European and American colonists initially achieved control of the colonies by military power. The power was used indiscriminately, viciously and “necessarily” since the colonies were overwhelmingly inhabited by tribal peoples who typically did not share western values. You just couldn’t do business with most of them. After all, they usually believed that their land belonged to their God and cannot be treated simply as another commodity. So at least since 1492 the West has engaged in a world-wide genocidal process of eliminating and neutralizing tribal peoples. We’re witnessing the latest chapter of that process today in Mali.

Because of the business-averse tendencies of most tribal people, the colonial process also involved identification of individuals or groups within tribes who were willing to sell out their brothers and sisters. Alternatively it consisted in identifying and exploiting rivalries between tribes. In either case the point was to employ cooperative local elites (frequently, it turns out, Christian and lighter skinned) who were richly rewarded for controlling and using violence to oppress their own people or rival peoples on behalf of the colonists. In other words, the favored locals ended up being mercenary puppets of the colonists during the colonial era.

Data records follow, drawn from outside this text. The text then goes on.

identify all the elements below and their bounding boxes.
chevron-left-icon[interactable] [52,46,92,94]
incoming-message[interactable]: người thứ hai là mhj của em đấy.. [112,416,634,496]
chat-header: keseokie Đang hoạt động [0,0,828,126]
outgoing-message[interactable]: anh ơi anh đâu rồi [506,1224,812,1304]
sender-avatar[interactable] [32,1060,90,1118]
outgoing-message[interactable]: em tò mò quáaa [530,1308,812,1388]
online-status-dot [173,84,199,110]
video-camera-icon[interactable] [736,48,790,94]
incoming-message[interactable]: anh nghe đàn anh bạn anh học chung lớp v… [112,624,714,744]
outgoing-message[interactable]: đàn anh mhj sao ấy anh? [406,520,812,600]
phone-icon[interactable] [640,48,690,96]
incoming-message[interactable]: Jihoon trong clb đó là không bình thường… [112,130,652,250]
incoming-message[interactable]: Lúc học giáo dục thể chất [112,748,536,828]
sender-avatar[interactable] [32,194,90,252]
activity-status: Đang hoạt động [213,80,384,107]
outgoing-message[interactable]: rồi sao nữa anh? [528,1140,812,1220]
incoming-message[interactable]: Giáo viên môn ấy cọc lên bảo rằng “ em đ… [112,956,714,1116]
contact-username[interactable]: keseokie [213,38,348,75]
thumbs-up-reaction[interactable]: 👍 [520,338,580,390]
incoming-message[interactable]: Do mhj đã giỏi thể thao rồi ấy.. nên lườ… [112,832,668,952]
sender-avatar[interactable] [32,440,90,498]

Following the end of formal colonialism (1950s and ‘60s), the departing colonists typically tried to keep their puppets in control by rigging “free” elections to elect “the willing” who would continue doing business with their former masters on favorable terms. Colonial powers also arbitrarily drew up gerrymandered borders delineating colonist-created “countries” that separated tribal peoples from fellow tribe members. This was done in order to segregate natural allies from one another and to set them against each other in competing states. The result was the creation of artificial “countries” like Mali and Niger whose boundaries have little meaning for the tribal families they separate, while the primary loyalties of those families remain to their tribes.

The processes and consequences of all this are being demonstrated in Mali today as the French, attempt to reassert control of rebels in their former resource-rich colony.